With a sudden surge of energy, he felt himself violently thrown "down." He tumbled around, flailing his limbs until the hands met his back and propelled him the rest of the way down at a speed his mind wouldn't register. He sunk through the purple spot, down towards a checkered tile floor. He had moments to look up at where he had crossed the threshold to see inky, elongated arms twisting out of a hole floating in the middle of some vast chamber before his fall was abruptly stopped by a giant hand. He scrambled to his feet. In horror, he stared down at the floor he now stood on – a huge, twitching eye staring at him, glowing a horrid color he couldn't describe, under a thin plane of what he hoped was strong enough not to break. The strange color radiated on his face and burned his eyes.

"Child."

The boy reluctantly straightened, shielding his eyes from the light below him. A massive figure towered over him and stretched far below where he could not see. Dark clouds formed a loose halo above it. The figure seemed to give a soft, deep chuckle as he continued to gawk, the long cloth of its body pulsing.

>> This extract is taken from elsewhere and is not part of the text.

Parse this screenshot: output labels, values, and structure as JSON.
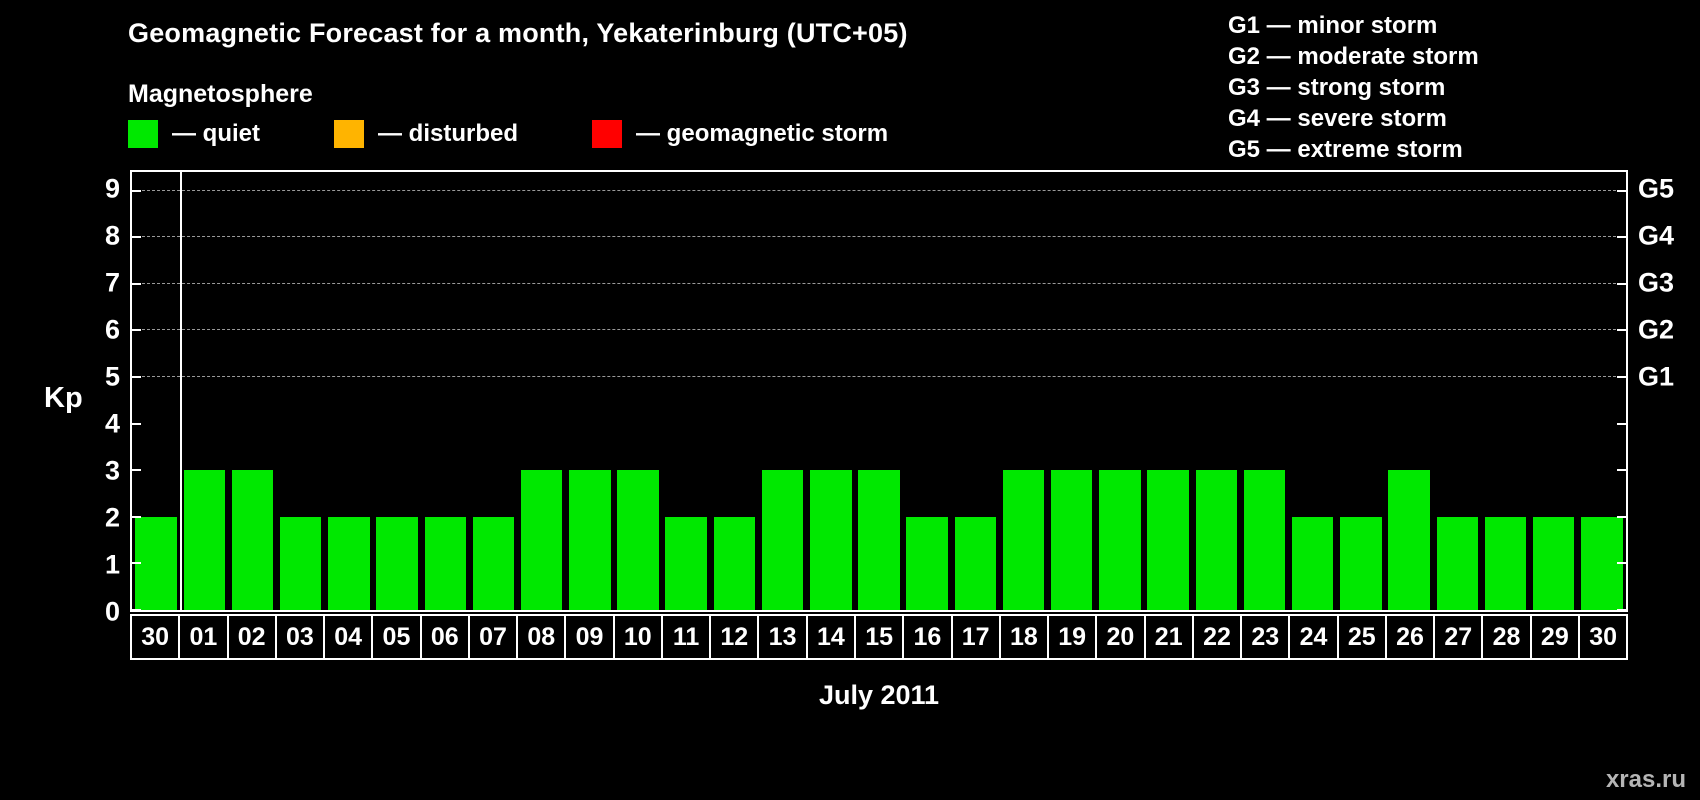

Gaining an ounce of courage, fueled by instinct to escape, he searched his surroundings. There was one wall to the chamber which formed a distorted circle. Countless stories where stacked onto each other until he could no longer see where one ended and the next began. Each level was a ring of arches and each arch framed a throbbing commotion of what seemed like strange and twisted toys.

"Heh, he hasn't fainted yet. He shows promise as the key."

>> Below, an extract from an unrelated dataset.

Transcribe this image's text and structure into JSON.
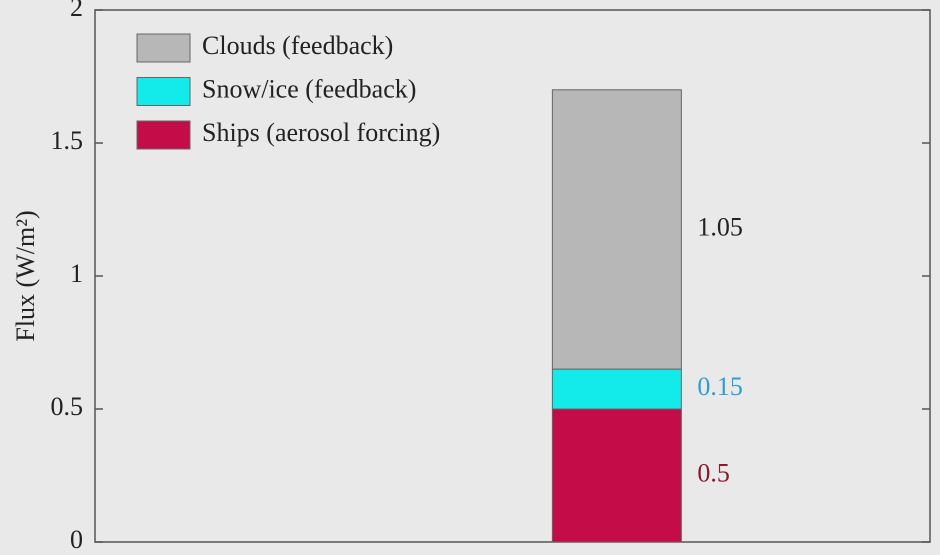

"REALA!" A disembodied voice boomed over them, the sound crashing against them in waves. Cracks in the floor formed and branched into the arches causing some of the puppets to scurry over the walls.

"S-Sorr-"

Vroo –Boooom!

The boy turned to see a massive cloud of chuckling toys and smoke trailing from a hole in the line of arches far above him. Pieces of the arches drifted from their place and would suddenly plummet to the ground, dyeing black and shattering like powdery glass.

"Capture it before it can reach the human!"

As the words faded, he felt himself knocked from the giant hand, falling fast towards the floor. On instinct he twisted to face the floor as if to land on his feet and noticed another purple spot lined with sparkles that wrapped around its border and twisted out the sides. "Not again!" As he sunk through he faced the room one last time to see a small figure's silhouette, framed by the sparkles, and large, blue cat-eyes.